Alicia would have stormed out but envisioned the stroppy waddle, so simply walked calmly to the door.
Paused there.
“One more thing,” she said. “I’ll be out for two hours. You’ll be gone when I get back.”
“But … but, I’m only trying to—”
“Help, I know. But your intent isn’t necessarily the result, is it? I’m stressed and upset. When you’re gone, but knowing I can call you any time … it’ll make me less stressed. For now … now I need to see my baby’s dad one last time.”
CHAPTER THIRTY
She was there for an hour. Darkness crept in through the curtains marginally faster at this time of year. The mechanical breathing apparatus grew louder the longer she sat, staring at the man whose genes she was now responsible for moulding into a person and raising into a productive member of society. She often pondered the nature-versus-nurture debate. And here was the only place she could speak of it aloud.
“If a father is evil,” she said to Richard, “what does that say about his son? In North Korea I heard they call it the ‘criminal seed’ whereby if a son is considered a danger to the ruling party, accused of sedition, the parents are also arrested. The authorities assume something in the genes compelled him to act, so it must have come from them. All the research says it’s nonsense. Every test, every social study concludes that environment dictates how a child turns out later in life. Their parents’ competence and education standards and time spent with the child are the only vaguely consistent factors to happiness. In fact, you need to drill down further to find one facet of a child’s upbringing that seems to bear out clinical comparison: reading. Children who read alongside their pare
nts on a regular basis tend, broadly, to turn out happier as adults.”
She talked through her cases sometimes, the paperwork she was forced to analyse and input from behind a desk. She used to talk about Richard himself, tell him the latest success that Alfie Rhee uncovered over in the States.
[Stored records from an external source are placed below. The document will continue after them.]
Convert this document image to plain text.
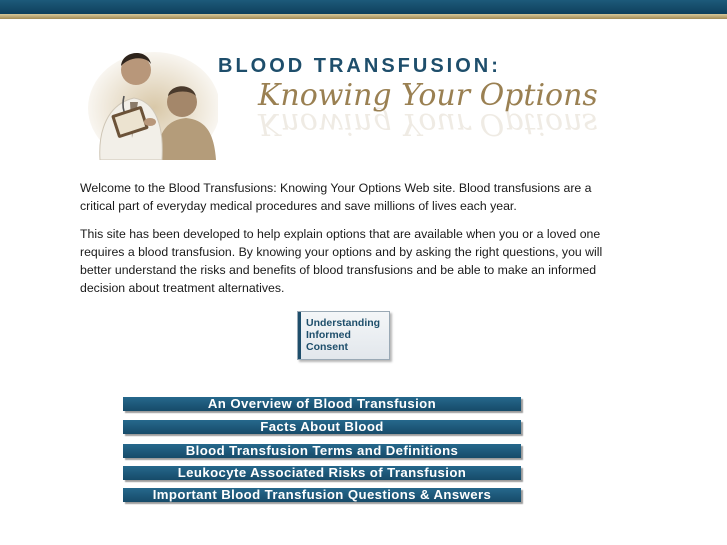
BLOOD TRANSFUSION:
Knowing Your Options
Knowing Your Options

Welcome to the Blood Transfusions: Knowing Your Options Web site. Blood transfusions are a critical part of everyday medical procedures and save millions of lives each year.

This site has been developed to help explain options that are available when you or a loved one requires a blood transfusion. By knowing your options and by asking the right questions, you will better understand the risks and benefits of blood transfusions and be able to make an informed decision about treatment alternatives.

Understanding
Informed
Consent
An Overview of Blood Transfusion
Facts About Blood
Blood Transfusion Terms and Definitions
Leukocyte Associated Risks of Transfusion
Important Blood Transfusion Questions & Answers
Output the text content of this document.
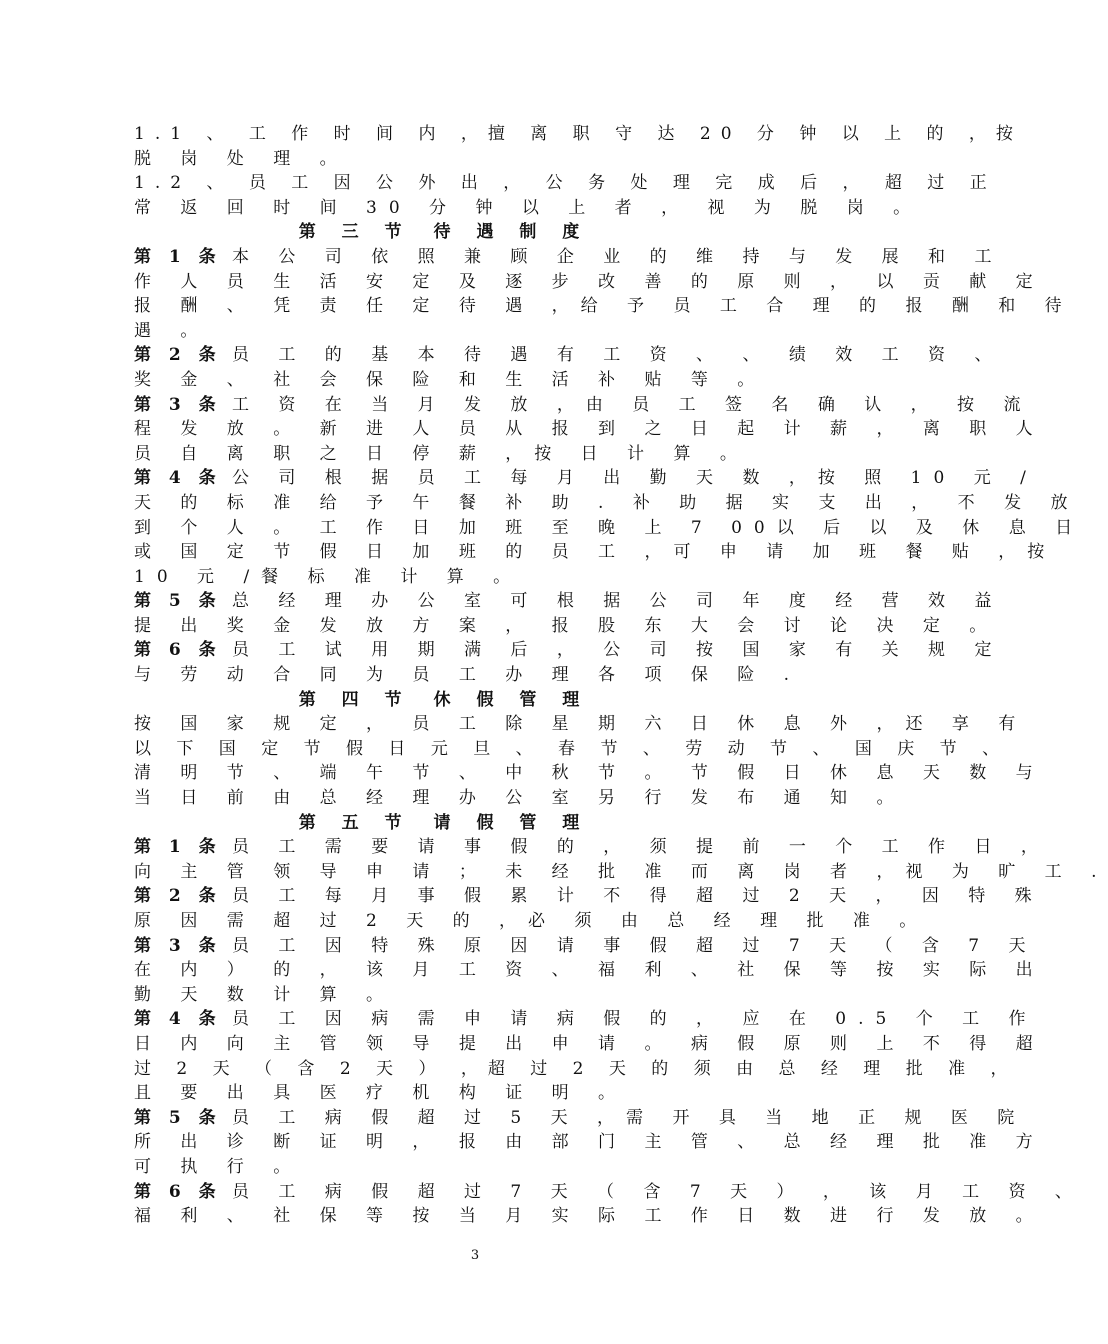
1.1 、 工 作 时 间 内 ，擅 离 职 守 达 20 分 钟 以 上 的 ，按
脱 岗 处 理 。
1.2 、 员 工 因 公 外 出 ， 公 务 处 理 完 成 后 ， 超 过 正
常 返 回 时 间 30 分 钟 以 上 者 ， 视 为 脱 岗 。
第 三 节 待 遇 制 度
第 1 条 本 公 司 依 照 兼 顾 企 业 的 维 持 与 发 展 和 工
作 人 员 生 活 安 定 及 逐 步 改 善 的 原 则 ， 以 贡 献 定
报 酬 、 凭 责 任 定 待 遇 ，给 予 员 工 合 理 的 报 酬 和 待
遇 。
第 2 条 员 工 的 基 本 待 遇 有 工 资 、 、 绩 效 工 资 、
奖 金 、 社 会 保 险 和 生 活 补 贴 等 。
第 3 条 工 资 在 当 月 发 放 ，由 员 工 签 名 确 认 ， 按 流
程 发 放 。 新 进 人 员 从 报 到 之 日 起 计 薪 ， 离 职 人
员 自 离 职 之 日 停 薪 ，按 日 计 算 。
第 4 条 公 司 根 据 员 工 每 月 出 勤 天 数 ，按 照 10 元 /
天 的 标 准 给 予 午 餐 补 助 . 补 助 据 实 支 出 ， 不 发 放
到 个 人 。 工 作 日 加 班 至 晚 上 7 00以 后 以 及 休 息 日
或 国 定 节 假 日 加 班 的 员 工 ，可 申 请 加 班 餐 贴 ，按
10 元 /餐 标 准 计 算 。
第 5 条 总 经 理 办 公 室 可 根 据 公 司 年 度 经 营 效 益
提 出 奖 金 发 放 方 案 ， 报 股 东 大 会 讨 论 决 定 。
第 6 条 员 工 试 用 期 满 后 ， 公 司 按 国 家 有 关 规 定
与 劳 动 合 同 为 员 工 办 理 各 项 保 险 .
第 四 节 休 假 管 理
按 国 家 规 定 ， 员 工 除 星 期 六 日 休 息 外 ，还 享 有
以 下 国 定 节 假 日 元 旦 、 春 节 、 劳 动 节 、 国 庆 节 、
清 明 节 、 端 午 节 、 中 秋 节 。 节 假 日 休 息 天 数 与
当 日 前 由 总 经 理 办 公 室 另 行 发 布 通 知 。
第 五 节 请 假 管 理
第 1 条 员 工 需 要 请 事 假 的 ， 须 提 前 一 个 工 作 日 ，
向 主 管 领 导 申 请 ； 未 经 批 准 而 离 岗 者 ，视 为 旷 工 .
第 2 条 员 工 每 月 事 假 累 计 不 得 超 过 2 天 ， 因 特 殊
原 因 需 超 过 2 天 的 ，必 须 由 总 经 理 批 准 。
第 3 条 员 工 因 特 殊 原 因 请 事 假 超 过 7 天 （ 含 7 天
在 内 ） 的 ， 该 月 工 资 、 福 利 、 社 保 等 按 实 际 出
勤 天 数 计 算 。
第 4 条 员 工 因 病 需 申 请 病 假 的 ， 应 在 0.5 个 工 作
日 内 向 主 管 领 导 提 出 申 请 。 病 假 原 则 上 不 得 超
过 2 天 （ 含 2 天 ） ，超 过 2 天 的 须 由 总 经 理 批 准 ，
且 要 出 具 医 疗 机 构 证 明 。
第 5 条 员 工 病 假 超 过 5 天 ，需 开 具 当 地 正 规 医 院
所 出 诊 断 证 明 ， 报 由 部 门 主 管 、 总 经 理 批 准 方
可 执 行 。
第 6 条 员 工 病 假 超 过 7 天 （ 含 7 天 ） ， 该 月 工 资 、
福 利 、 社 保 等 按 当 月 实 际 工 作 日 数 进 行 发 放 。
3
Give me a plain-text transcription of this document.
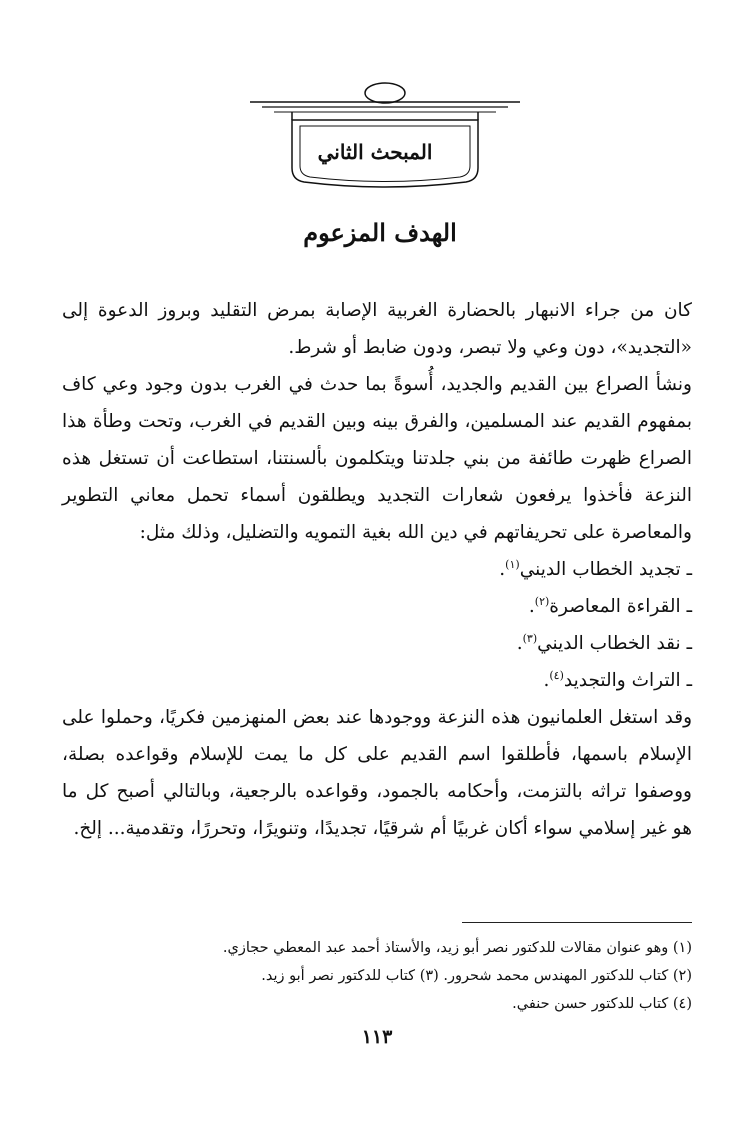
المبحث الثاني
الهدف المزعوم

كان من جراء الانبهار بالحضارة الغربية الإصابة بمرض التقليد وبروز الدعوة إلى «التجديد»، دون وعي ولا تبصر، ودون ضابط أو شرط.

ونشأ الصراع بين القديم والجديد، أُسوةً بما حدث في الغرب بدون وجود وعي كاف بمفهوم القديم عند المسلمين، والفرق بينه وبين القديم في الغرب، وتحت وطأة هذا الصراع ظهرت طائفة من بني جلدتنا ويتكلمون بألسنتنا، استطاعت أن تستغل هذه النزعة فأخذوا يرفعون شعارات التجديد ويطلقون أسماء تحمل معاني التطوير والمعاصرة على تحريفاتهم في دين الله بغية التمويه والتضليل، وذلك مثل:

ـ تجديد الخطاب الديني$^{(١)}$.
ـ القراءة المعاصرة$^{(٢)}$.
ـ نقد الخطاب الديني$^{(٣)}$.
ـ التراث والتجديد$^{(٤)}$.

وقد استغل العلمانيون هذه النزعة ووجودها عند بعض المنهزمين فكريًا، وحملوا على الإسلام باسمها، فأطلقوا اسم القديم على كل ما يمت للإسلام وقواعده بصلة، ووصفوا تراثه بالتزمت، وأحكامه بالجمود، وقواعده بالرجعية، وبالتالي أصبح كل ما هو غير إسلامي سواء أكان غربيًا أم شرقيًا، تجديدًا، وتنويرًا، وتحررًا، وتقدمية... إلخ.

(١) وهو عنوان مقالات للدكتور نصر أبو زيد، والأستاذ أحمد عبد المعطي حجازي.
(٢) كتاب للدكتور المهندس محمد شحرور. (٣) كتاب للدكتور نصر أبو زيد.
(٤) كتاب للدكتور حسن حنفي.
١١٣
Currently, Alfie was working with an FBI taskforce to overturn any miscarriage of justice inflicted by the man before her. Whenever someone erroneously convicted of The Century Killer’s crimes walked free, it gave her great pleasure to explain those victories to him.
Tonight wasn’t a night for that though.
Tonight, she treated him like a journal. A sponge to soak up all that ailed her.
“Reading,” she said. “But not everyone agrees that it’s a deciding factor. Correlation doesn’t always equal causation. In other words, one thing doesn’t necessarily affect another, just because they’re thrown together. Over a ten year period, in the state of Maine in the US, the consumption of non-dairy butter substitute—what we sometimes call margarine—increased in almost exact proportion as divorce rates. Did one affect the other? Did eating margarine create rifts in marriage, or did divorcees simply favour spread made from vegetable oil instead of milk? Some said yes, the latter may be true—healthier alternative, newly single people getting in shape for attracting a new mate … but nothing can ever be proven in that respect. Like child rearing. We have to do the best we can with what we have.”
A knock at the door.
She always closed it when chatting to Richard.
“Hello?” she called.
The door opened and Donald Murphy poked his head around first, then his shoulder and arm, his hand still on the outer handle. His gaze passed slowly from Alicia, illuminated only by the monitors and individual lights on the side of the bed that Katie added as decoration on Richard’s birthday in June, then over the prone man, now spreading under his covers like a plastic mannequin melting into the bed. Murphy had never visited. Alicia didn’t realise he knew the place existed. She certainly didn’t expect him to come looking for her here.